I’ve been waiting for tomorrow for a year and a half…longer, really. Tomorrow night is my book launch party. In some ways it’s like waiting for your wedding day with plans for napkin colors and sweating when you try on your dress and hopes that the music fits the mood of the crowd; and in other ways it’s exactly like my wedding day with an almost identical guest list.
I have always loved writing and I focused a lot of my elementary school years creating tiny books – I have a box in my spare room from my dad’s attic with the proof inside. I spent high school and college getting less than average scores in the sciences but outstanding and highest honors in writing. I started a blog or two in the college years that I fear actually still live on the world wide web. And I started Gals with Goals with my friend, Angela, which forced me to declare that writing a book was a life goal of mine.

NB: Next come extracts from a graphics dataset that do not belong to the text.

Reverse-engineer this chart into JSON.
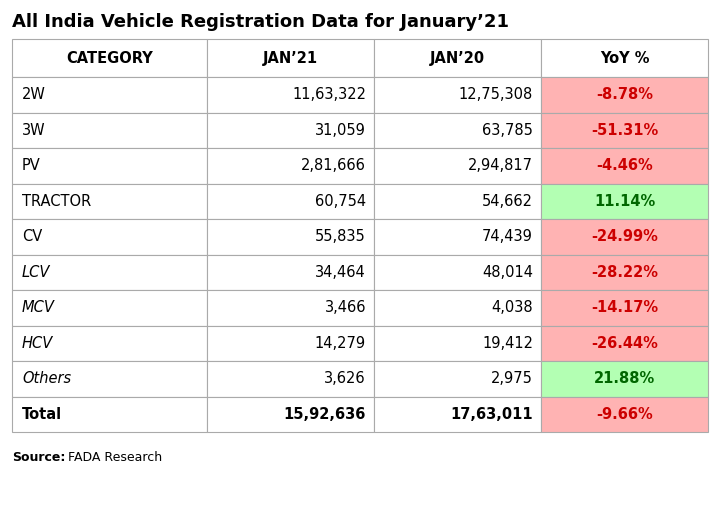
{
  "title": "All India Vehicle Registration Data for January’21",
  "source_bold": "Source:",
  "source_normal": " FADA Research",
  "columns": [
    "CATEGORY",
    "JAN’21",
    "JAN’20",
    "YoY %"
  ],
  "rows": [
    [
      "2W",
      "11,63,322",
      "12,75,308",
      "-8.78%"
    ],
    [
      "3W",
      "31,059",
      "63,785",
      "-51.31%"
    ],
    [
      "PV",
      "2,81,666",
      "2,94,817",
      "-4.46%"
    ],
    [
      "TRACTOR",
      "60,754",
      "54,662",
      "11.14%"
    ],
    [
      "CV",
      "55,835",
      "74,439",
      "-24.99%"
    ],
    [
      "LCV",
      "34,464",
      "48,014",
      "-28.22%"
    ],
    [
      "MCV",
      "3,466",
      "4,038",
      "-14.17%"
    ],
    [
      "HCV",
      "14,279",
      "19,412",
      "-26.44%"
    ],
    [
      "Others",
      "3,626",
      "2,975",
      "21.88%"
    ]
  ],
  "total_row": [
    "Total",
    "15,92,636",
    "17,63,011",
    "-9.66%"
  ],
  "yoy_bg_colors": [
    "#ffb3b3",
    "#ffb3b3",
    "#ffb3b3",
    "#b3ffb3",
    "#ffb3b3",
    "#ffb3b3",
    "#ffb3b3",
    "#ffb3b3",
    "#b3ffb3"
  ],
  "total_yoy_bg": "#ffb3b3",
  "italic_rows": [
    5,
    6,
    7,
    8
  ],
  "border_color": "#aaaaaa",
  "text_color_neg": "#cc0000",
  "text_color_pos": "#006600",
  "text_color_normal": "#000000",
  "title_fontsize": 13,
  "header_fontsize": 10.5,
  "cell_fontsize": 10.5,
  "total_fontsize": 10.5,
  "source_fontsize": 9
}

It’s like the idea of writing a book was always there tapping me on the shoulder just waiting for me to say “fine, let’s do this thing.”

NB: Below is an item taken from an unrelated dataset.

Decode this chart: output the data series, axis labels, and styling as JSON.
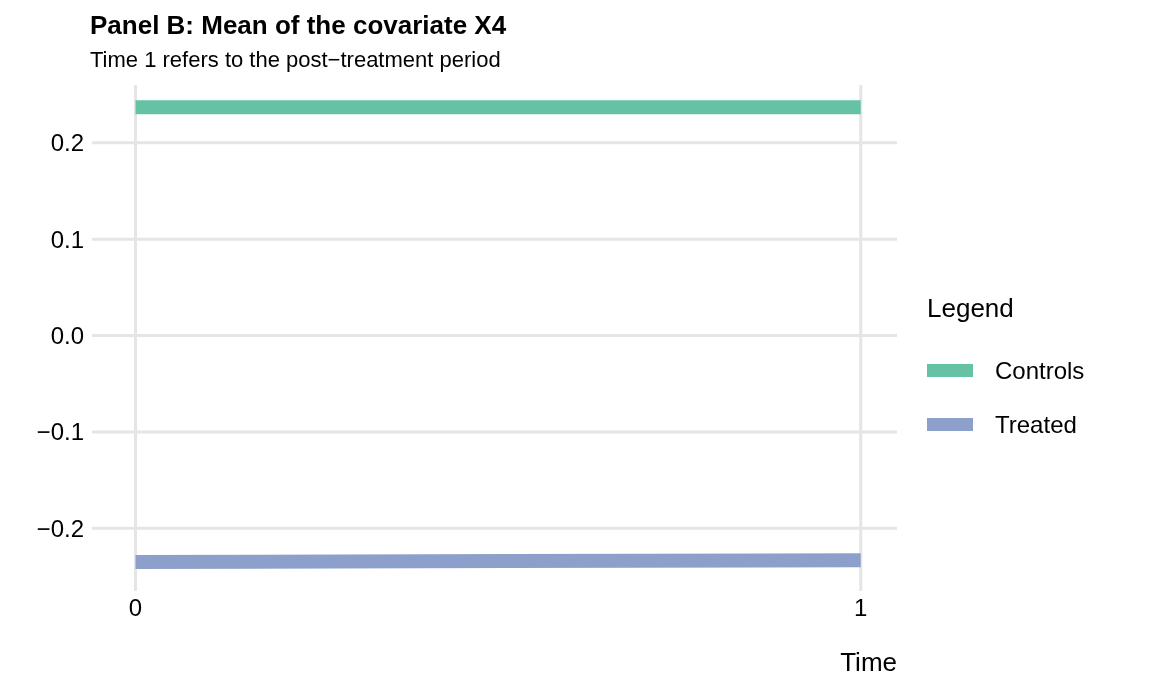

So as I sit here…in sweat pants…at a Starbucks…because I took the day off work simply to stir around and process my thoughts, I am reminded of all the emotions that have come with this process.
I have experienced self doubt, over-confidence, excitement, purpose, confusion, irritation, tiredness, self-forgiveness, wanting to hide under the covers, wanting to squeal in joy from rooftops, encouragement, discouragement, humor, self-consciousness, and contentment. I have questioned if people will think the book is too short, I have asked myself if the price point is acceptable, I have spent countless days asking myself if people will take my words the wrong way when it’s intended to be light-hearted, I have cried my eyes out when the box with my first book arrived, I have done a double-take when I saw friends holding my book when I did some pre-release book sales at a retreat, I have felt so loved and encouraged I have become speechless, and I have hoped the drive for the party is worth it for the ones coming from out of town.
Tomorrow I will arrive at the coffee shop where I sat for a year and a half. I will droop my coat over the chair by the plug where I sat when I wrote this 142 page creation. I will hug my dad and smell his cologne when he arrives 30 minutes earlier than the time we planned, I’ll watch my stepparents work together to help put up décor, I’ll watch my sister play with settings on our dad’s camera because this is her first photography gig, I’ll watch Chris tee up the music playlist we agreed upon while I hear his contagious laugh from across the room, I’ll look to my mom throughout the night for reassurance that my outfit looks okay and that my curls are holding in my hair, I’ll hug the spouses of friends that I’ve never met, I’ll stress that I’ll only sell 20 books while stressing that I might sell out of books, I’ll squeeze my Grandma who will be in a trendy outfit she’s been waiting to wear while she tells me she’s proud of me, I’ll watch my coworker transform the place into a Valentine/book themed space with details she’s been secretly crafting at her house, I’ll awkwardly sign my name in books and ask myself if I should just put “Brooke” or sign my full name even though the book is for a family member, I’ll feel the sting on my arm when my Grandpa who is driving in from Kentucky with a thick accent squeezes me with that rough Kentucky squeeze, I’ll laugh with my mom’s besties who are staple attendees at all my big life moments, I’ll chat with our neighbors about how we still need to have a bonfire soon, I’ll introduce my life friends to my coworkers and my coworkers to my parents, and I’ll cry when I put my pajamas on at night when Chris hugs me and says “see, it all turned out perfect.”
This party isn’t really about book sales. And it’s not even really about me. It’s a party that I hope people leave saying “wow, that was so fun, that place was amazing, and that inspired me to go ______ (insert the thing you’ve always wanted to do).” My book isn’t that thick and it’s not going to be everyone’s taste, but it’s simply a physical thing to say “hey, if I can put myself out there with this thing…you can go put yourself out there with whatever your thing is.”
So…now…I will go steam my dress for tomorrow, I’ll paint my nails, I’ll pick up the rest of the pink champagne for the party, and I’ll be here – waiting for you – when you’re ready to go do your life’s version of writing a book.